12 Kasım 2012 Pazartesi

Alba’da yine beyaz trüf zamanı…

İtalya’da her sonbahar menülere farklı bir heyecan ve hareket geliyor. Trüf mantarının dayanılmaz cazibesi her yıl Ekim ve ocak ayları arasında gastronomi tutkunlarını kendine çekiyor. Bu aylar arasında dünyanın birçok yerinden şef ve gurme Alba’ya akın ediyor.


Trüf mantarı sadece toprak altında yetişiyor ve insan burnuyla kokusunun hissedilip çıkarılmasının imkansızlığı bu mantarın değerinin kat be kat artmasına neden oluyor. Ama gelin görün ki insan burnunun yapamadığını köpeklerin burnu kolaylıkla yapabiliyor. Hal böyle olunca da sadece bu iş için özel olarak eğitilen köpekler bu işin kompetanları olup çıkıyor. Her biri bir Porsche değerindeki bu köpekler deneyimli sahipleri tarafından eğitiliyor. Alba’daki üniversitede bir Köpek Eğitim Fakültesi bile mevcut…

Trüfün en değerli cinsi beyaz trüf. Toprağın yaklaşık 15 cm altında bulunan beyaz trüf sadece Alba’da resmi makamlar tarafından verilen özel izin belgesine sahip avcılar tarafından toplanabiliyor.

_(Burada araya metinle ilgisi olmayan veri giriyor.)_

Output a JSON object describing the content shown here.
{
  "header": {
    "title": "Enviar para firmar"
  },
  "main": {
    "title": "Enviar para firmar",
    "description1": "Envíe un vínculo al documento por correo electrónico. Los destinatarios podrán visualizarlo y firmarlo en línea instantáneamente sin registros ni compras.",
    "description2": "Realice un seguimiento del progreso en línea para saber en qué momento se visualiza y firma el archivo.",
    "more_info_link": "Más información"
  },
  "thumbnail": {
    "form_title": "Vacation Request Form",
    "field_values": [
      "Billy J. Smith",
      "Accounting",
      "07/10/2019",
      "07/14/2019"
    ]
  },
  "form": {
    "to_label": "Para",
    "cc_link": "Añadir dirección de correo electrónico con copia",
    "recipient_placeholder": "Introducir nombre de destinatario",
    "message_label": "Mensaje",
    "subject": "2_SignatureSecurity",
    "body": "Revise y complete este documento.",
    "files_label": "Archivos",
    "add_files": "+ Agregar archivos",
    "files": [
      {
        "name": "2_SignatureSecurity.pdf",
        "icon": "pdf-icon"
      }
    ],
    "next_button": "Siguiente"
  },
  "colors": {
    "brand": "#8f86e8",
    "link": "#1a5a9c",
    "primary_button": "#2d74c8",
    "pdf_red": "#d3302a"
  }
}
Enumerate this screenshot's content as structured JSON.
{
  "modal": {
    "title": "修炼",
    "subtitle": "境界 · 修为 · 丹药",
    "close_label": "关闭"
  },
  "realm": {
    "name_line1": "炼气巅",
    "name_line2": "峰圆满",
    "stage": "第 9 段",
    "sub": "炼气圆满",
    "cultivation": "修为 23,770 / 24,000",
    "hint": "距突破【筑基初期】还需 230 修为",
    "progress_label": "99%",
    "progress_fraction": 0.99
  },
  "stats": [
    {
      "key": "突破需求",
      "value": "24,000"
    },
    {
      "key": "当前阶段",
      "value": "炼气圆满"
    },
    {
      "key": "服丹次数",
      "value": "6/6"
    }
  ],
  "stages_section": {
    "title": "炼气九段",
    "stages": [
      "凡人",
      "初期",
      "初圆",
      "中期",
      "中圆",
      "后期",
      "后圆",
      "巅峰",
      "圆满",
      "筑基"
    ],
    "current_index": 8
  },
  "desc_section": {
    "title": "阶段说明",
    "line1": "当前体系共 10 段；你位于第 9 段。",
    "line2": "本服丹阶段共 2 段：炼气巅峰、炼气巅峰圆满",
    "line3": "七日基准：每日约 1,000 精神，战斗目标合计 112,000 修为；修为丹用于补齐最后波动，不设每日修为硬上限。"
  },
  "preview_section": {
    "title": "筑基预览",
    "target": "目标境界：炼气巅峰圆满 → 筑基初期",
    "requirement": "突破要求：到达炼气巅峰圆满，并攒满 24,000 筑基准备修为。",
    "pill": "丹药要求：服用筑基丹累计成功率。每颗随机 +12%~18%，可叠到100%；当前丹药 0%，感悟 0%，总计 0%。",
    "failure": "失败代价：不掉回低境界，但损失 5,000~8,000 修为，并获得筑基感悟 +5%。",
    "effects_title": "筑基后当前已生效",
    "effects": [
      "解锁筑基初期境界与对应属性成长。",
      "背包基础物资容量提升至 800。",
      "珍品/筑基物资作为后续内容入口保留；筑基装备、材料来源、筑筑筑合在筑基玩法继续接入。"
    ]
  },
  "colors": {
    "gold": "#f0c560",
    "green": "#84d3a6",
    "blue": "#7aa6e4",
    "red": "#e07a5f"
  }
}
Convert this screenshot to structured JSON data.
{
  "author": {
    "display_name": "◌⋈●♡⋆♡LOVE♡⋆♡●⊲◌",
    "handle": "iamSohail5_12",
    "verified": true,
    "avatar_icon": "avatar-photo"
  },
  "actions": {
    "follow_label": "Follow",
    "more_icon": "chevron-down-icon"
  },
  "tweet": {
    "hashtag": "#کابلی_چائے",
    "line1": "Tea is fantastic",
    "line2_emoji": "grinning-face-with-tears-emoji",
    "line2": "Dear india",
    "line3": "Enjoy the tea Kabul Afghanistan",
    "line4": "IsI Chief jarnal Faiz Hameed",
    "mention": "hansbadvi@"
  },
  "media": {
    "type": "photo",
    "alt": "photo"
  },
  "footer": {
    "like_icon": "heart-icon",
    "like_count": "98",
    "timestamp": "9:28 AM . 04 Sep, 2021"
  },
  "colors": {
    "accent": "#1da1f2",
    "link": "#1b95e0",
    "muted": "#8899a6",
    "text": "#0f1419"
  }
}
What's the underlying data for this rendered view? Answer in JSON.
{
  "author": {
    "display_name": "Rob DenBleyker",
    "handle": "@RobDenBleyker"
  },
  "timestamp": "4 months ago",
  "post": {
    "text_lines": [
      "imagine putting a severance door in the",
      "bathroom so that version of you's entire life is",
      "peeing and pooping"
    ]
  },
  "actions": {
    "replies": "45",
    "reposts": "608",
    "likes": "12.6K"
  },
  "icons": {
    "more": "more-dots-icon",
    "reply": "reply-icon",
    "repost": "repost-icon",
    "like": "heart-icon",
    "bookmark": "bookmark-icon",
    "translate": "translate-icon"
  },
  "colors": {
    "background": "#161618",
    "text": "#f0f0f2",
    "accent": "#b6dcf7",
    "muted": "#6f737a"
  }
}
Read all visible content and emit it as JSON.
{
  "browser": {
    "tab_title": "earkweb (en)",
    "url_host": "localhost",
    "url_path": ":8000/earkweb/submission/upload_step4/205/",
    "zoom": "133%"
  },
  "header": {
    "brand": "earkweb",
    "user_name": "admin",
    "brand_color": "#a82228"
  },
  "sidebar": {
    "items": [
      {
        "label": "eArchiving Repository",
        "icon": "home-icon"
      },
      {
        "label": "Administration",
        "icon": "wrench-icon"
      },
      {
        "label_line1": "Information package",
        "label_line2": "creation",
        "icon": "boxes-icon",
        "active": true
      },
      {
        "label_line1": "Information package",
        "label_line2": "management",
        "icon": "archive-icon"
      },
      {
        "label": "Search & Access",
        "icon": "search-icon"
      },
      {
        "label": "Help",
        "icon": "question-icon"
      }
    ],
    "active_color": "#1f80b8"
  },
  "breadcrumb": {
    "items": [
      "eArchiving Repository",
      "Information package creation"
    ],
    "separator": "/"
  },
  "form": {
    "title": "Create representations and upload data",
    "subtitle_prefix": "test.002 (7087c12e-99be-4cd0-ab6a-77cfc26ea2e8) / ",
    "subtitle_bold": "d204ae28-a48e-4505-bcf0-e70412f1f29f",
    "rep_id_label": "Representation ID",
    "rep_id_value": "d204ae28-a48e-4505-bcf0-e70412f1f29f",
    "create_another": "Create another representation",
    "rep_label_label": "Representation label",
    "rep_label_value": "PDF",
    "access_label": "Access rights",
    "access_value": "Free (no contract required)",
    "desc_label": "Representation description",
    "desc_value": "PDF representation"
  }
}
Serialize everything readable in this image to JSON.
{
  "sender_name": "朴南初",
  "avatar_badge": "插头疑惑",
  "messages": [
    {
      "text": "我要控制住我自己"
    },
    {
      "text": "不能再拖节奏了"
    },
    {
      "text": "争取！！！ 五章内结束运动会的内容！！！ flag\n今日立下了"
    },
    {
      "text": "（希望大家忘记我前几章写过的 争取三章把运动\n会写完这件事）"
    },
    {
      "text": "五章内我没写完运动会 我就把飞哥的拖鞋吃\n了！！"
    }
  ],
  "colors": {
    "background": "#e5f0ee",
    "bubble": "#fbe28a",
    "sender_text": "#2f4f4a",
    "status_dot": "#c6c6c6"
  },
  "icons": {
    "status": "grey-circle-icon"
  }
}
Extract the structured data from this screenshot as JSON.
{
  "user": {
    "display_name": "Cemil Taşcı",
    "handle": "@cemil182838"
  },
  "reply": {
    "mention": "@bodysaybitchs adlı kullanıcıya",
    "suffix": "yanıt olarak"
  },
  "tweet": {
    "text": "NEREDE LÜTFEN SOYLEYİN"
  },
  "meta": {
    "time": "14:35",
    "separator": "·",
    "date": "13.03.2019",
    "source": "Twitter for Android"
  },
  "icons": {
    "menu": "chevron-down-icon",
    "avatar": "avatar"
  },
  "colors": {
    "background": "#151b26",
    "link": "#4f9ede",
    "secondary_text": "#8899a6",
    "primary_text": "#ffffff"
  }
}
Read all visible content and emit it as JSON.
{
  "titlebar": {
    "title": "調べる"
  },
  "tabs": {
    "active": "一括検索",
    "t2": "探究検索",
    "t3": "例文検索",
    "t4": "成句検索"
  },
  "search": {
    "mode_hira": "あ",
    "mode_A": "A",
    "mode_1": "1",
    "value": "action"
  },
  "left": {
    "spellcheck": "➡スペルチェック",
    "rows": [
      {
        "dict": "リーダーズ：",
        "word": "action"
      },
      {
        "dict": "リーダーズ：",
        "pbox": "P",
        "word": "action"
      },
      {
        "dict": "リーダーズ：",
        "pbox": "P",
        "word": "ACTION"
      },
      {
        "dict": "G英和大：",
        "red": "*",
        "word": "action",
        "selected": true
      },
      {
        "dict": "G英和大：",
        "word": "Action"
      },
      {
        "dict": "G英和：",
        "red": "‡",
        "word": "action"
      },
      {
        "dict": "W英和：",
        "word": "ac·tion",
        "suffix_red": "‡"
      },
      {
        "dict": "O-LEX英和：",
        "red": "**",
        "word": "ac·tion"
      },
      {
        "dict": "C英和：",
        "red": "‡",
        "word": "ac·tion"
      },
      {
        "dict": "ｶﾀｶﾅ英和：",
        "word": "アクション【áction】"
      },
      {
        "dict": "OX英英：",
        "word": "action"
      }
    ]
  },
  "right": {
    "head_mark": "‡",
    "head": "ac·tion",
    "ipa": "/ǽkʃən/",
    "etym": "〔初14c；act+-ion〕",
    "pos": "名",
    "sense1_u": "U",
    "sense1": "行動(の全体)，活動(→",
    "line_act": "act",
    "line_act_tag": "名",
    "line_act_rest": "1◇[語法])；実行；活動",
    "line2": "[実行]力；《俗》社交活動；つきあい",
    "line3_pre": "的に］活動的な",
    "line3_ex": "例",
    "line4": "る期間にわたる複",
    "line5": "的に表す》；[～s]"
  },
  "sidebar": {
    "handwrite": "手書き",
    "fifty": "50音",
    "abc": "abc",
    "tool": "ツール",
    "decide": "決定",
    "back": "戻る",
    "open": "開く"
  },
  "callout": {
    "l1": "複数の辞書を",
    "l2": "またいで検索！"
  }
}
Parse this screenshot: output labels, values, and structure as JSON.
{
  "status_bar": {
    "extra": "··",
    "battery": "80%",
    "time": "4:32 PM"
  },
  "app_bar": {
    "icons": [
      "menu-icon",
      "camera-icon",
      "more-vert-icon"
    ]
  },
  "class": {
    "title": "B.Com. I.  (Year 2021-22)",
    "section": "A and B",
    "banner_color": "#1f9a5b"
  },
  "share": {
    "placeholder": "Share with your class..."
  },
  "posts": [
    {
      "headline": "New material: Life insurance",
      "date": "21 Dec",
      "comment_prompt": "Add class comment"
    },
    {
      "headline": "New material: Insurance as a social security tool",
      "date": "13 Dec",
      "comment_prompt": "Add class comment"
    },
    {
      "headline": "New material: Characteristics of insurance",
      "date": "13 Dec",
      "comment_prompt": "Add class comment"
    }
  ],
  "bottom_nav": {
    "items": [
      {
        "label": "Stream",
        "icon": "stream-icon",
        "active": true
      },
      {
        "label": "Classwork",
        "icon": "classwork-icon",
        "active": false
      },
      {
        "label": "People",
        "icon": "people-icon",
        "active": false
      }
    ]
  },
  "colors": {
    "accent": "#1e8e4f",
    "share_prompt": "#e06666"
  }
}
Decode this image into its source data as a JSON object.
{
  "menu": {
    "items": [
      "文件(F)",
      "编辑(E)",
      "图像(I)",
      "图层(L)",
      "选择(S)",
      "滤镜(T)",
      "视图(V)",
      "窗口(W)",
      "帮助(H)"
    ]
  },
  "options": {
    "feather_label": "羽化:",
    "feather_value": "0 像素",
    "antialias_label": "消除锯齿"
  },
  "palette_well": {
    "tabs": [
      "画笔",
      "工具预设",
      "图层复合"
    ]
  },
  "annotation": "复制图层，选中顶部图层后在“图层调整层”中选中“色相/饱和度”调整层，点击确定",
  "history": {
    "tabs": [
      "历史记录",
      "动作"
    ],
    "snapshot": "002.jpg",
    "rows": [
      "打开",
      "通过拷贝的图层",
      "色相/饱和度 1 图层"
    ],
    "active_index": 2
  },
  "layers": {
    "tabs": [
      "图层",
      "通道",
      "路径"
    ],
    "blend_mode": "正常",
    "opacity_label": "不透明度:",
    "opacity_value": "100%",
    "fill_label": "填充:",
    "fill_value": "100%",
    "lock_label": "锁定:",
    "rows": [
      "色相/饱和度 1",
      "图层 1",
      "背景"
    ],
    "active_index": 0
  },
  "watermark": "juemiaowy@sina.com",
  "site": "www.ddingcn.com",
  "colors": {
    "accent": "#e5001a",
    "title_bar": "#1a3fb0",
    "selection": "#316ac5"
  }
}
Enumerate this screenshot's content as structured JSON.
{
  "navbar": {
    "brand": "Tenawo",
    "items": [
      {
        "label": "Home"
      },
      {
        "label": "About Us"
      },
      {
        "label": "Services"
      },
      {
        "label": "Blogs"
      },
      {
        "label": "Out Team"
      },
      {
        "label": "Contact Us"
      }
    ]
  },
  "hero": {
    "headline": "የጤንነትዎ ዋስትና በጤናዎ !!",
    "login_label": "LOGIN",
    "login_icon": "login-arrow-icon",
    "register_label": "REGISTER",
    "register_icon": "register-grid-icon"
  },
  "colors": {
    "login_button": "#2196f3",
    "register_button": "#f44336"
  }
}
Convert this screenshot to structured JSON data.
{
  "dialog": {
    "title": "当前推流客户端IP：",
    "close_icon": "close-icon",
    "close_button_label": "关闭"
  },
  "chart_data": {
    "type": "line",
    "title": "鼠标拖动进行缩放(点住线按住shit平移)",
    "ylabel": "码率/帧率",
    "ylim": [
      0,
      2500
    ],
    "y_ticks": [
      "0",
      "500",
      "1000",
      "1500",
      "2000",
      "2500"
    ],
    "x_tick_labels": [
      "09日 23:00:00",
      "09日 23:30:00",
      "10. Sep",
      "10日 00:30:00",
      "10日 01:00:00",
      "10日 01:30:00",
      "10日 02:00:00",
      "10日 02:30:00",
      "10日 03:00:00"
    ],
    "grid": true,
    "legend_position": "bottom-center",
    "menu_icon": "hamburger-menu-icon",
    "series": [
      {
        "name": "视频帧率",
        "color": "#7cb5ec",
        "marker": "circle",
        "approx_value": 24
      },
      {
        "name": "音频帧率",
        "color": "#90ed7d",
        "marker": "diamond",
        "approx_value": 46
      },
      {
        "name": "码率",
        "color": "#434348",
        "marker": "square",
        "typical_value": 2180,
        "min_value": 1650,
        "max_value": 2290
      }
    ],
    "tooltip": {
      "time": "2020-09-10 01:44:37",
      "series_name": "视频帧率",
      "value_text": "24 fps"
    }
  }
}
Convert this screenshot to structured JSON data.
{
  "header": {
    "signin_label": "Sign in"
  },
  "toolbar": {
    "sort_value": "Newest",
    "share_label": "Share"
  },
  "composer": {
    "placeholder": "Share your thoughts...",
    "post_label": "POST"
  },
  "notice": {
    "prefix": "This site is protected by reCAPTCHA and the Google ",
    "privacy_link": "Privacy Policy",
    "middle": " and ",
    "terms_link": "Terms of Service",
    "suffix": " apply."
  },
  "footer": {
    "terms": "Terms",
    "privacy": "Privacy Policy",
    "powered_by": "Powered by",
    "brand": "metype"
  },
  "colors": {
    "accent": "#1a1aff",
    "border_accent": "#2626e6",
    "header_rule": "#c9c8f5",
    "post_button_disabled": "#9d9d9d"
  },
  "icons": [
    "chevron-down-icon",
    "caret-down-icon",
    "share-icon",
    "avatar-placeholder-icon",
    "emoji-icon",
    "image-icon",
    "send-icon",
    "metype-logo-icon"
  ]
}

Mantar krallığının en tepesinde yer alan trüf ailesi, deyim yerindeyse kendi içinde oldukça hiyerarşik bir yapıya sahip. Trüf krallığının başında da şüphesiz beyaz trüf bulunuyor. Bu nedenle de dünyanın en pahalı gıda maddesi olma özelliğini bu yiyecek elinde bulunduruyor. Beyaz trüf siyaha göre yaklaşık 10 kat daha pahalı. Alba’daki trüf marketlerinde büyüklüğüne göre tek bir parçanın 1000 euro’nun üstüne çıktığı oluyor. Beyaz trüf aslında ya tutkudur ya da nefret. Başka bir deyişle yeryüzünün bu en pahalı gıda malzemesini ya seversiniz ya da ondan nefret edersiniz. Toprak, sarımsak ve kerevizin garip ve bir o kadar da farklı aromatik dengesi var beyaz trüfte.

Bu mantar tüketilirken fazla abartıdan hoşlanmıyor. Beyaz trüf yemek istiyorsanız en basiti en iyisidir. Mantarın yoğun aroması nedeniyle mümkün olduğunca nötr ve baskın olmayan lezzetlerle bir arada tüketilmesi uygun. Eşsiz ve farklı lezzetlerin açığa çıkması için küçük bir rende darbesi yeterli. Bu altın darbe tüm aromayı açığa çıkarıyor. Beyaz trüf kesinlikle pişirilmiyor. Olduğu gibi tüketilmesi makbul. Topraktan çıkarılınca da kesinlikle suyla temas ettirilmiyor. Üzerindeki topraktan kurtulmak için fırçalamak yeterli.

Bu mantarı anavatanı Piyemonte bölgesinde sahanda kırılmış taze çiftlik yumurtası üzerinde tüketmek en yaygın alışkanlık fakat o bölgede ünlü bol yumurta ile yapılmış saç teli inceliğindeki ‘Tajarin’ isimli makarnayla da yenmesi uygun.

                             
                               "Tajarin al burro fuso con tartufo bianco d' Alba"

Trüf bugün ne kadar değerliyse geçmişte de bir o kadar değerliymiş. Kökü ve sapı olmayan bu sebze Antik Roma ve Yunan soyluları tarafından da baş tacı edilmiş. Hatta Romalı gurmeler bu mantar türüne o kadar değer vermişler ki hizmetkârlarına bile teslim etmeden kendileri pişirirlermiş. Antik Yunan döneminde bu egzotik sebzenin yıldırım düşen topraklarda yetiştiğine inanılırmış. Ta ki 1851 yılında mantar bilimci Edmond Tulasne trüfün ağaç kökleri arasındaki liflerle yakın bağlantılı olduğunu keşfedene kadar…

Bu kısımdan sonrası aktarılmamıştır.